Let’s head inside shall we?
There are probably 3 fucking 2-seater tables in this joint, so the Take Home part is very fucking applicable. We stayed here and ate in because I wanted that shit hot and fresh. Which they very much do. All your shit is made to order, none of that warming lamp shit here.
You got ALL of your basic deep fried fishy deliciousness on one simple menu board.
Blow that up and soak in all of that delicious grease.
Do they do any other type of preparation here besides frying?
See that coffin-sized motherfucker right there? That’s the deep fat fryer. They do NOT have a grill here.
Your ass is getting “fried” and you will like it!
Shit, we should have ordered some egg rolls too. I just saw that.
Let’s see what we did order because, Reader? I ordered a LOT.
How about a little of most everything.
You got your clams and chips.
Those clams were fucking yummy. During early menu perusal on-line there was supposed to be a “Clams only” option, saving your ass from another big paper boat of chips but it wasn’t on the menu.
Sonofabitch that’s a lot of fries.
We also ordered some mandatory hushpuppies.

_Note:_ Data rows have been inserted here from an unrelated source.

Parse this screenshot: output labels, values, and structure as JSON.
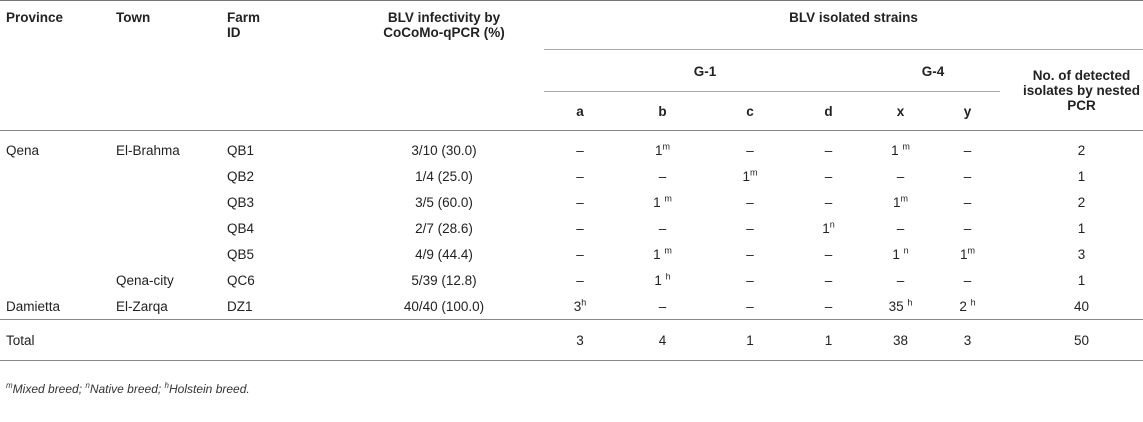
{
  "headers": {
    "province": "Province",
    "town": "Town",
    "farm_id": "Farm ID",
    "infectivity": "BLV infectivity by CoCoMo-qPCR (%)",
    "strains": "BLV isolated strains",
    "g1": "G-1",
    "g4": "G-4",
    "detected": "No. of detected isolates by nested PCR",
    "a": "a",
    "b": "b",
    "c": "c",
    "d": "d",
    "x": "x",
    "y": "y"
  },
  "rows": [
    {
      "province": "Qena",
      "town": "El-Brahma",
      "farm": "QB1",
      "inf": "3/10 (30.0)",
      "a": "–",
      "b": "1",
      "b_sup": "m",
      "c": "–",
      "c_sup": "",
      "d": "–",
      "d_sup": "",
      "x": "1 ",
      "x_sup": "m",
      "y": "–",
      "y_sup": "",
      "a_sup": "",
      "total": "2"
    },
    {
      "province": "",
      "town": "",
      "farm": "QB2",
      "inf": "1/4 (25.0)",
      "a": "–",
      "a_sup": "",
      "b": "–",
      "b_sup": "",
      "c": "1",
      "c_sup": "m",
      "d": "–",
      "d_sup": "",
      "x": "–",
      "x_sup": "",
      "y": "–",
      "y_sup": "",
      "total": "1"
    },
    {
      "province": "",
      "town": "",
      "farm": "QB3",
      "inf": "3/5 (60.0)",
      "a": "–",
      "a_sup": "",
      "b": "1 ",
      "b_sup": "m",
      "c": "–",
      "c_sup": "",
      "d": "–",
      "d_sup": "",
      "x": "1",
      "x_sup": "m",
      "y": "–",
      "y_sup": "",
      "total": "2"
    },
    {
      "province": "",
      "town": "",
      "farm": "QB4",
      "inf": "2/7 (28.6)",
      "a": "–",
      "a_sup": "",
      "b": "–",
      "b_sup": "",
      "c": "–",
      "c_sup": "",
      "d": "1",
      "d_sup": "n",
      "x": "–",
      "x_sup": "",
      "y": "–",
      "y_sup": "",
      "total": "1"
    },
    {
      "province": "",
      "town": "",
      "farm": "QB5",
      "inf": "4/9 (44.4)",
      "a": "–",
      "a_sup": "",
      "b": "1 ",
      "b_sup": "m",
      "c": "–",
      "c_sup": "",
      "d": "–",
      "d_sup": "",
      "x": "1 ",
      "x_sup": "n",
      "y": "1",
      "y_sup": "m",
      "total": "3"
    },
    {
      "province": "",
      "town": "Qena-city",
      "farm": "QC6",
      "inf": "5/39 (12.8)",
      "a": "–",
      "a_sup": "",
      "b": "1 ",
      "b_sup": "h",
      "c": "–",
      "c_sup": "",
      "d": "–",
      "d_sup": "",
      "x": "–",
      "x_sup": "",
      "y": "–",
      "y_sup": "",
      "total": "1"
    },
    {
      "province": "Damietta",
      "town": "El-Zarqa",
      "farm": "DZ1",
      "inf": "40/40 (100.0)",
      "a": "3",
      "a_sup": "h",
      "b": "–",
      "b_sup": "",
      "c": "–",
      "c_sup": "",
      "d": "–",
      "d_sup": "",
      "x": "35 ",
      "x_sup": "h",
      "y": "2 ",
      "y_sup": "h",
      "total": "40"
    }
  ],
  "total_row": {
    "label": "Total",
    "a": "3",
    "b": "4",
    "c": "1",
    "d": "1",
    "x": "38",
    "y": "3",
    "total": "50"
  },
  "footnote": {
    "m_sup": "m",
    "m_text": "Mixed breed; ",
    "n_sup": "n",
    "n_text": "Native breed; ",
    "h_sup": "h",
    "h_text": "Holstein breed."
  }
}
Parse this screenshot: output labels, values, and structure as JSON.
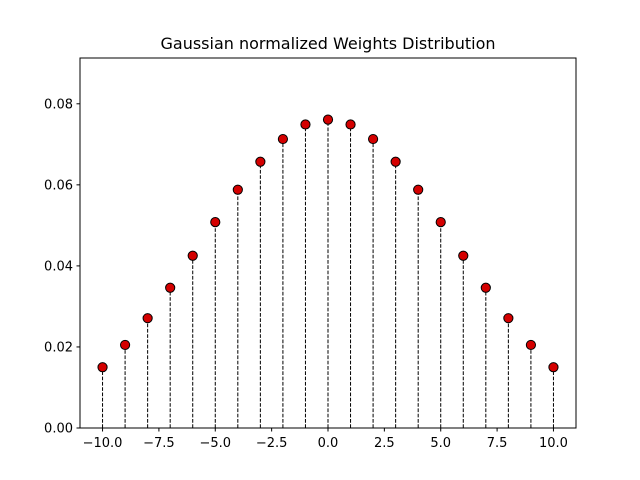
{
  "chart_data": {
    "type": "scatter",
    "title": "Gaussian normalized Weights Distribution",
    "xlabel": "",
    "ylabel": "",
    "x": [
      -10,
      -9,
      -8,
      -7,
      -6,
      -5,
      -4,
      -3,
      -2,
      -1,
      0,
      1,
      2,
      3,
      4,
      5,
      6,
      7,
      8,
      9,
      10
    ],
    "y": [
      0.015,
      0.0205,
      0.0271,
      0.0346,
      0.0425,
      0.0508,
      0.0588,
      0.0657,
      0.0713,
      0.0749,
      0.0761,
      0.0749,
      0.0713,
      0.0657,
      0.0588,
      0.0508,
      0.0425,
      0.0346,
      0.0271,
      0.0205,
      0.015
    ],
    "xlim": [
      -11.0,
      11.0
    ],
    "ylim": [
      0.0,
      0.0913
    ],
    "xticks": [
      -10.0,
      -7.5,
      -5.0,
      -2.5,
      0.0,
      2.5,
      5.0,
      7.5,
      10.0
    ],
    "xtick_labels": [
      "−10.0",
      "−7.5",
      "−5.0",
      "−2.5",
      "0.0",
      "2.5",
      "5.0",
      "7.5",
      "10.0"
    ],
    "yticks": [
      0.0,
      0.02,
      0.04,
      0.06,
      0.08
    ],
    "ytick_labels": [
      "0.00",
      "0.02",
      "0.04",
      "0.06",
      "0.08"
    ],
    "grid": false,
    "stems": "dashed vertical lines from 0 to each point",
    "colors": {
      "marker_fill": "#d40000",
      "marker_edge": "#000000",
      "stem": "#000000"
    }
  }
}
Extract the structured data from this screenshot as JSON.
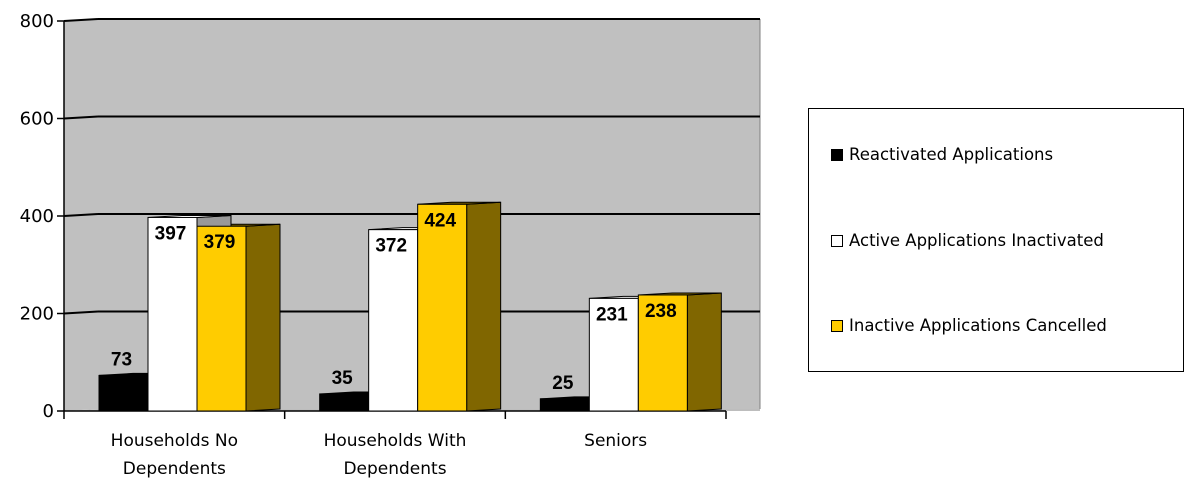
{
  "chart_data": {
    "type": "bar",
    "categories": [
      [
        "Households No",
        "Dependents"
      ],
      [
        "Households With",
        "Dependents"
      ],
      [
        "Seniors"
      ]
    ],
    "series": [
      {
        "name": "Reactivated Applications",
        "values": [
          73,
          35,
          25
        ],
        "color": "#000000",
        "side_color": "#000000",
        "top_color": "#000000"
      },
      {
        "name": "Active Applications Inactivated",
        "values": [
          397,
          372,
          231
        ],
        "color": "#ffffff",
        "side_color": "#999999",
        "top_color": "#ffffff"
      },
      {
        "name": "Inactive Applications Cancelled",
        "values": [
          379,
          424,
          238
        ],
        "color": "#ffcc00",
        "side_color": "#806600",
        "top_color": "#806600"
      }
    ],
    "ylim": [
      0,
      800
    ],
    "yticks": [
      "0",
      "200",
      "400",
      "600",
      "800"
    ],
    "grid": true,
    "legend_position": "right",
    "plot_background": "#c0c0c0"
  }
}
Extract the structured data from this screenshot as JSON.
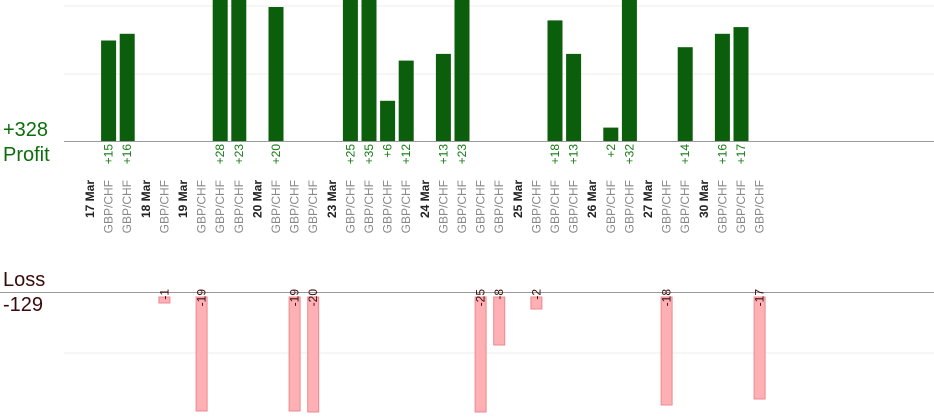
{
  "summary": {
    "profit_total": "+328",
    "profit_label": "Profit",
    "loss_label": "Loss",
    "loss_total": "-129"
  },
  "colors": {
    "profit_bar": "#0b5e0b",
    "profit_text": "#137a13",
    "loss_bar": "#ffb0b4",
    "loss_edge": "#e88a90",
    "loss_text": "#3a0a0a",
    "date_text": "#222222",
    "pair_text": "#888888",
    "axis": "#999999",
    "grid": "#eeeeee"
  },
  "chart_data": {
    "type": "bar",
    "pair": "GBP/CHF",
    "note": "Each slot is a date header or one GBP/CHF trade; profit bars above the upper axis, loss bars below the lower axis.",
    "slots": [
      {
        "date": "17 Mar"
      },
      {
        "value": 15
      },
      {
        "value": 16
      },
      {
        "date": "18 Mar"
      },
      {
        "value": -1
      },
      {
        "date": "19 Mar"
      },
      {
        "value": -19
      },
      {
        "value": 28
      },
      {
        "value": 23
      },
      {
        "date": "20 Mar"
      },
      {
        "value": 20
      },
      {
        "value": -19
      },
      {
        "value": -20
      },
      {
        "date": "23 Mar"
      },
      {
        "value": 25
      },
      {
        "value": 35
      },
      {
        "value": 6
      },
      {
        "value": 12
      },
      {
        "date": "24 Mar"
      },
      {
        "value": 13
      },
      {
        "value": 23
      },
      {
        "value": -25
      },
      {
        "value": -8
      },
      {
        "date": "25 Mar"
      },
      {
        "value": -2
      },
      {
        "value": 18
      },
      {
        "value": 13
      },
      {
        "date": "26 Mar"
      },
      {
        "value": 2
      },
      {
        "value": 32
      },
      {
        "date": "27 Mar"
      },
      {
        "value": -18
      },
      {
        "value": 14
      },
      {
        "date": "30 Mar"
      },
      {
        "value": 16
      },
      {
        "value": 17
      },
      {
        "value": -17
      }
    ],
    "profit_labels": [
      "+15",
      "+16",
      "+28",
      "+23",
      "+20",
      "+25",
      "+35",
      "+6",
      "+12",
      "+13",
      "+23",
      "+18",
      "+13",
      "+2",
      "+32",
      "+14",
      "+16",
      "+17"
    ],
    "loss_labels": [
      "-1",
      "-19",
      "-19",
      "-20",
      "-25",
      "-8",
      "-2",
      "-18",
      "-17"
    ]
  }
}
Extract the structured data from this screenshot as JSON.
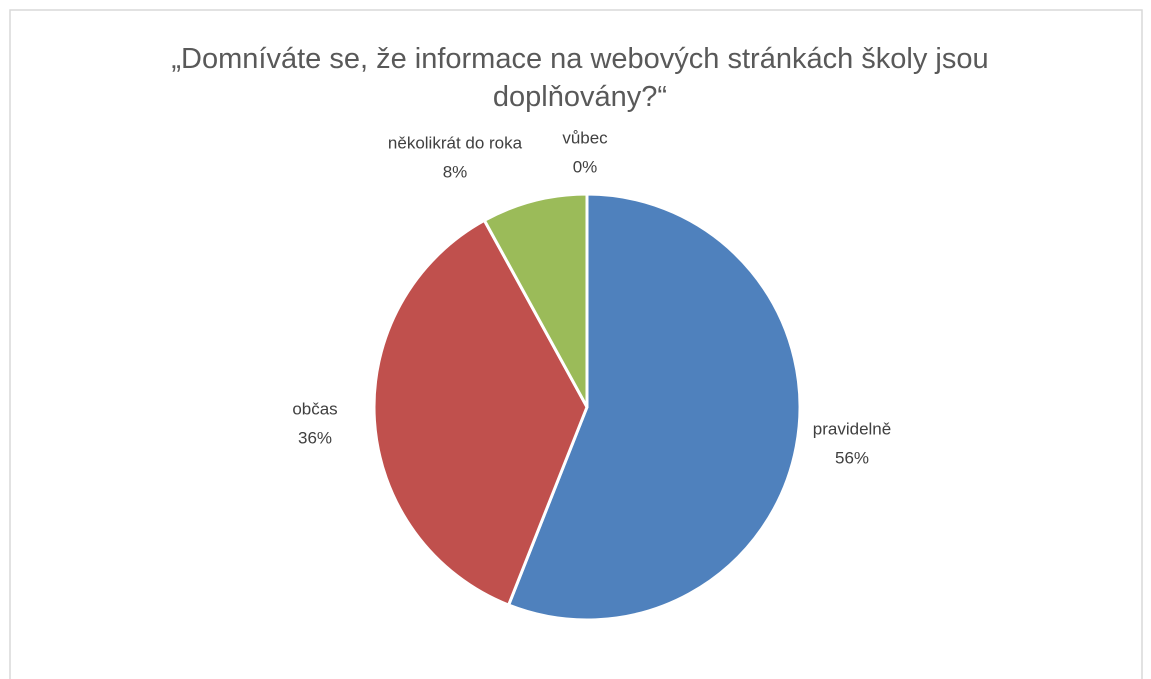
{
  "chart_data": {
    "type": "pie",
    "title": "„Domníváte se, že informace na webových stránkách školy jsou doplňovány?“",
    "categories": [
      "pravidelně",
      "občas",
      "několikrát do roka",
      "vůbec"
    ],
    "values": [
      56,
      36,
      8,
      0
    ],
    "value_labels": [
      "56%",
      "36%",
      "8%",
      "0%"
    ],
    "colors": [
      "#4f81bd",
      "#c0504d",
      "#9bbb59",
      "#8064a2"
    ]
  }
}
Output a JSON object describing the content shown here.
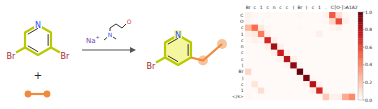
{
  "reaction": {
    "reactant_atoms": {
      "n": "N",
      "br1": "Br",
      "br2": "Br"
    },
    "plus": "+",
    "reagent_ion": {
      "symbol": "Na",
      "charge": "+"
    },
    "reagent_atoms": {
      "n": "N",
      "o": "O"
    },
    "product_atoms": {
      "n": "N",
      "br": "Br"
    }
  },
  "chart_data": {
    "type": "heatmap",
    "x_labels": [
      "Br",
      "c",
      "1",
      "c",
      "n",
      "c",
      "c",
      "(",
      "Br",
      ")",
      "c",
      "1",
      ".",
      "C",
      "[O-]",
      ">",
      "A1A2"
    ],
    "y_labels": [
      "C",
      "O",
      "c",
      "1",
      "c",
      "n",
      "c",
      "c",
      "(",
      "Br",
      ")",
      "c",
      "1",
      "</s>"
    ],
    "cells": [
      [
        0.05,
        0.03,
        0.02,
        0.03,
        0.02,
        0.02,
        0.02,
        0.02,
        0.03,
        0.02,
        0.02,
        0.02,
        0.04,
        0.55,
        0.12,
        0.03,
        0.02
      ],
      [
        0.04,
        0.02,
        0.02,
        0.02,
        0.02,
        0.02,
        0.02,
        0.02,
        0.02,
        0.02,
        0.02,
        0.02,
        0.03,
        0.15,
        0.6,
        0.05,
        0.02
      ],
      [
        0.25,
        0.5,
        0.08,
        0.03,
        0.02,
        0.02,
        0.02,
        0.02,
        0.03,
        0.02,
        0.02,
        0.02,
        0.02,
        0.04,
        0.05,
        0.02,
        0.02
      ],
      [
        0.06,
        0.08,
        0.45,
        0.05,
        0.02,
        0.02,
        0.02,
        0.02,
        0.02,
        0.02,
        0.02,
        0.06,
        0.02,
        0.02,
        0.02,
        0.02,
        0.02
      ],
      [
        0.03,
        0.05,
        0.04,
        0.7,
        0.06,
        0.02,
        0.02,
        0.02,
        0.02,
        0.02,
        0.02,
        0.02,
        0.02,
        0.02,
        0.02,
        0.02,
        0.02
      ],
      [
        0.02,
        0.02,
        0.02,
        0.05,
        0.85,
        0.05,
        0.02,
        0.02,
        0.02,
        0.02,
        0.02,
        0.02,
        0.02,
        0.02,
        0.02,
        0.02,
        0.02
      ],
      [
        0.02,
        0.02,
        0.02,
        0.02,
        0.06,
        0.75,
        0.05,
        0.02,
        0.02,
        0.02,
        0.02,
        0.02,
        0.02,
        0.02,
        0.02,
        0.02,
        0.02
      ],
      [
        0.02,
        0.02,
        0.02,
        0.02,
        0.02,
        0.05,
        0.8,
        0.06,
        0.02,
        0.02,
        0.02,
        0.02,
        0.02,
        0.02,
        0.02,
        0.02,
        0.02
      ],
      [
        0.02,
        0.02,
        0.02,
        0.02,
        0.02,
        0.02,
        0.04,
        0.9,
        0.03,
        0.02,
        0.02,
        0.02,
        0.02,
        0.02,
        0.02,
        0.02,
        0.02
      ],
      [
        0.15,
        0.02,
        0.02,
        0.02,
        0.02,
        0.02,
        0.02,
        0.03,
        1.0,
        0.02,
        0.02,
        0.02,
        0.02,
        0.02,
        0.02,
        0.02,
        0.02
      ],
      [
        0.02,
        0.02,
        0.02,
        0.02,
        0.02,
        0.02,
        0.02,
        0.02,
        0.04,
        0.95,
        0.03,
        0.02,
        0.02,
        0.02,
        0.02,
        0.02,
        0.02
      ],
      [
        0.02,
        0.1,
        0.02,
        0.02,
        0.02,
        0.02,
        0.02,
        0.02,
        0.02,
        0.04,
        0.8,
        0.05,
        0.02,
        0.02,
        0.02,
        0.02,
        0.02
      ],
      [
        0.02,
        0.02,
        0.12,
        0.02,
        0.02,
        0.02,
        0.02,
        0.02,
        0.02,
        0.02,
        0.06,
        0.7,
        0.03,
        0.02,
        0.02,
        0.02,
        0.02
      ],
      [
        0.03,
        0.02,
        0.02,
        0.02,
        0.02,
        0.02,
        0.02,
        0.02,
        0.02,
        0.02,
        0.02,
        0.02,
        0.2,
        0.05,
        0.05,
        0.3,
        0.4
      ]
    ],
    "colorbar": {
      "range": [
        0,
        1
      ],
      "ticks": [
        {
          "value": 0,
          "label": "0.0"
        },
        {
          "value": 0.2,
          "label": "0.2"
        },
        {
          "value": 0.4,
          "label": "0.4"
        },
        {
          "value": 0.6,
          "label": "0.6"
        },
        {
          "value": 0.8,
          "label": "0.8"
        },
        {
          "value": 1,
          "label": "1.0"
        }
      ]
    }
  }
}
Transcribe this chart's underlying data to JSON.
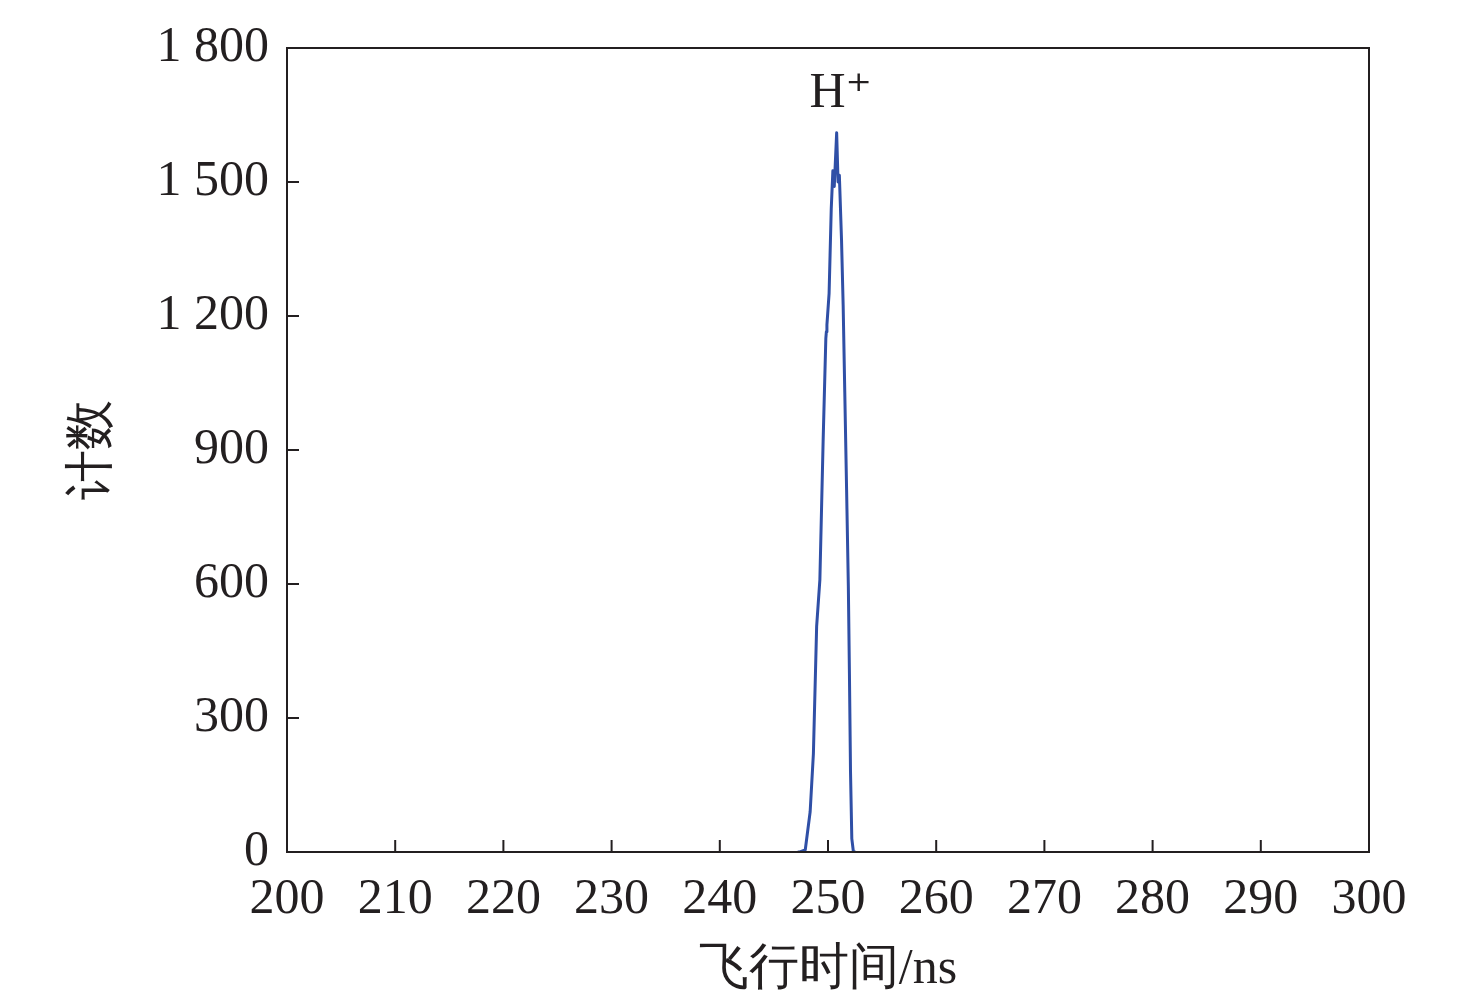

Oh yeah, some scallops too.
That’s a big fat scallop too.
You want to see that namesake and I understand.
Here you are.
This is the Combo Number 3! With three pieces of fish and 3 jumbo shrimp. Those shrimp were awesome.
For the record they DO have a Combo Number 5 – with 5 fish and 5 shrimp – and you absolutely will get this stuck in your head reading it on the menu board.
Let’s get a look at the interior of the fish to check the doneness.
That’s one good looking piece of fucking fish right there.
This was every bit as delicious as I remember. It was also hot enough to burn the shit off the roof of your mouth.
All of the seafood products were top fucking notch. Each one. Those hush puppies were tasty but they could have used a little more onion for sure.
The biggest weak spots were the tartar sauce and the vinegar. The tartar sauce was basically just mayonnaise and the vinegar tasted watered down.
The big achilles heel though?
Those chips were fucking lousy, and there were so many of them too.
I think it’s been my years of being a weekday vegetarian that have fucked with me too. Because goddamn that was like eating an oil soaked catcher’s mitt.
I guess this means the baller move would be ordering just the seafood then grabbing your fries from a place that actually can make some fucking fries.
It also dearly missed several pints to assist with the washing down part.
All in all it was a lovely return trip down Memory Lane. Sure am glad somebody carries the fishy flame to keep some of these old establishments open.
Now work on your bloody chips!
That’s all I got. We’ll get back to standard formatting next time, promise.
Be well folks and see you in the comment section.